My week with the Prius included grocery shopping trips and other local urban excursions. But it also included a 200-mile round-trip trek to San Francisco. Bruce Aldrich, the videographer for TheWeeklyDriver.com and the editor and publisher of tahoetrucketuotdoor.com, and I figured out the navigation system. But it took us awhile, and we defined the technical components of the Prius v as “mildly intuitive.” He also synced my iPhone to the Entune system and it worked just fine.
The Prius v is a remarkable example of design engineering. From its exterior appearance, the car doesn't seem like it could possibly have as much interior space as it offers. There's plenty of room for four adults, plus groceries or golf clubs or supplies.
Toyota didn't make its hybrid lineup for drag racing or to acquire any related performance awards. As such, the Prius drives smoothly and accelerates adequately, nothing more, nothing less. On a few occasions, however, on long, gradual inclines, the Prius v strained to join the flow of highway speed traffic.
Lots of cargo space.
Great fuel economy for size.
Rear view unobstructed.
Struggles on some inclines.
Navigation system has substantial learning curve.
Small shift knob. Is there any way it could have been smaller?
Facts & Figures, 2012 Toyota Prius v
Acceleration: 0-60 mph, 10.4 seconds.
Airbags (7): Driver and front passenger front and side, driver knee and front and rear side curtain.
Antilock brakes: Yes.
First aid kit: No.
Fuel economy: 44 mpg (city), 40 mpg (highway) 42 mpg (combined).
Government Safety Ratings: Not yet rated.
Manufacturer’s Suggested Retail Price: $27,165.00
Manufacturer's Web site: www.toyotausa.com
Price As tested: $28,287.00
Warranty: Bumper-to-bumper, 3 years/36,000 miles; Powertrain, 5 years/60,000 miles; Corrosion, 5 years/unlimited miles; Hybrid-related components, 8 years/100,000 miles.
What Others Say:
"Its small fuel economy sacrifices are more than made up for by increased versatility and backseat comfort. We even think the taller roofline makes the model more becoming.
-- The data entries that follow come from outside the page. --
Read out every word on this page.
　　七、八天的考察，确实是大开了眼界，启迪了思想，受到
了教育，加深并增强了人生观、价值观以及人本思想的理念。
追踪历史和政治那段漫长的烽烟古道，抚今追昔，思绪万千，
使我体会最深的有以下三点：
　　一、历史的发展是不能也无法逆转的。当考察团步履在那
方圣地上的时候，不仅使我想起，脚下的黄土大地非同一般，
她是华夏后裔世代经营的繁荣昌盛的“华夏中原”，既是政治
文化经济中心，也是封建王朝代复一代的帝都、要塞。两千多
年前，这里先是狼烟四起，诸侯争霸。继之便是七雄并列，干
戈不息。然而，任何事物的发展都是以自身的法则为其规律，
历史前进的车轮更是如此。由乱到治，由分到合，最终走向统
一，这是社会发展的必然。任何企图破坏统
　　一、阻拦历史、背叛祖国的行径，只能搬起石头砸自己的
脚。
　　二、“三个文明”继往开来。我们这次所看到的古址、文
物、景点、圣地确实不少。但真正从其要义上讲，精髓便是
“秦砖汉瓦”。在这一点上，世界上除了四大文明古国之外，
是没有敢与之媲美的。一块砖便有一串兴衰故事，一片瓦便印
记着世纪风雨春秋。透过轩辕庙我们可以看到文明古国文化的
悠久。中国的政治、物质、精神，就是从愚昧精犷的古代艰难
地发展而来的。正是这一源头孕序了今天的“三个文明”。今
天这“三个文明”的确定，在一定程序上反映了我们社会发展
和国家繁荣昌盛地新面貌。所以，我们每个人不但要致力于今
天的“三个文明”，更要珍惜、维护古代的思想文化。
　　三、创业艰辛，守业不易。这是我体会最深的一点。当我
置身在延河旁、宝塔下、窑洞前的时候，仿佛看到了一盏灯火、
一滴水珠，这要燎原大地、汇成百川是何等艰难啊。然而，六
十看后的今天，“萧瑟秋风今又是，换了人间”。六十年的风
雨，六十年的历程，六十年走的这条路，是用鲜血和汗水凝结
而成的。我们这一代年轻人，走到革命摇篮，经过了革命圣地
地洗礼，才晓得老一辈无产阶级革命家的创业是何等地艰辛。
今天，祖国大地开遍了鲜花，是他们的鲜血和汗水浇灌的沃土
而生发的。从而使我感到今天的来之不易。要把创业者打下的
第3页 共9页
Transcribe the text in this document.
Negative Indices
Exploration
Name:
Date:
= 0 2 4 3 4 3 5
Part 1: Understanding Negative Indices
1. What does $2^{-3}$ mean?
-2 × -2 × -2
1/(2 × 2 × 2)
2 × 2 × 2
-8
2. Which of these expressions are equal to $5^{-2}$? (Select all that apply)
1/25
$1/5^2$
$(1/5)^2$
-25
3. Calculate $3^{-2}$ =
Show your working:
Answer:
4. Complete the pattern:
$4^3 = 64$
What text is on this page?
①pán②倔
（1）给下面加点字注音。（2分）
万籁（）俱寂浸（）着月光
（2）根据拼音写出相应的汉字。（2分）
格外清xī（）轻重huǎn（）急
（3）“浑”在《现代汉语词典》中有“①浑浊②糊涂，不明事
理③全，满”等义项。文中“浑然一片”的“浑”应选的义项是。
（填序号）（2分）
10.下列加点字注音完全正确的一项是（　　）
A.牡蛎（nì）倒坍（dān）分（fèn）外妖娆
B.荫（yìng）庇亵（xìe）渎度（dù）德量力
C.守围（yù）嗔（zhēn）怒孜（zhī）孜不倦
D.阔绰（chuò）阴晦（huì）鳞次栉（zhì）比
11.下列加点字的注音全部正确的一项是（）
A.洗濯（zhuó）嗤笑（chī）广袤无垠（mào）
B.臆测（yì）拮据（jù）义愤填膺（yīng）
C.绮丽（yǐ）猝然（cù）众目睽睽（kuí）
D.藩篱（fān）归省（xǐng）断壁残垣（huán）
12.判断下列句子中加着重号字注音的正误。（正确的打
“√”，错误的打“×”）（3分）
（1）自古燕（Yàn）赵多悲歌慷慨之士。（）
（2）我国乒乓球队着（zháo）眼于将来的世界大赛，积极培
For the first time, the Prius name stands for fuel economy and functionality." —- Autoblog.
"The 2012 Toyota Prius v is a larger and even more practical package than the ‘regular’ Prius hatchback. Hard to categorize, Prius v is much like a station wagon with better cargo room than some small SUVs in a car-like package. Though Prius v gives up some fuel economy compared to the original Prius, the family friendly packaging makes it an attractive option for families and active folks looking for better gas mileage than most SUVs can deliver." —- Consumer Guide.
"The 2012 Toyota Prius V is a perfect fit for those with small families who want a vehicle that's big enough to accommodate passengers in comfort, but frugal enough to do minimum damage at the pump. It's also a solid pick for those fuel-conscious drivers whose cargo needs call for a roomy wagon or crossover." —- Edmunds.
What The Wife Says:
"I like this car a lot. It has good cargo space and drives nicely, although it's a little sluggish at times."
The Weekly Driver’s Final Words:
"The Prius v is the ideal solution as a smaller family wagon with vast cargo space and substantial gas mileage averages. And, finally, there's Prius without an obstructed rear view."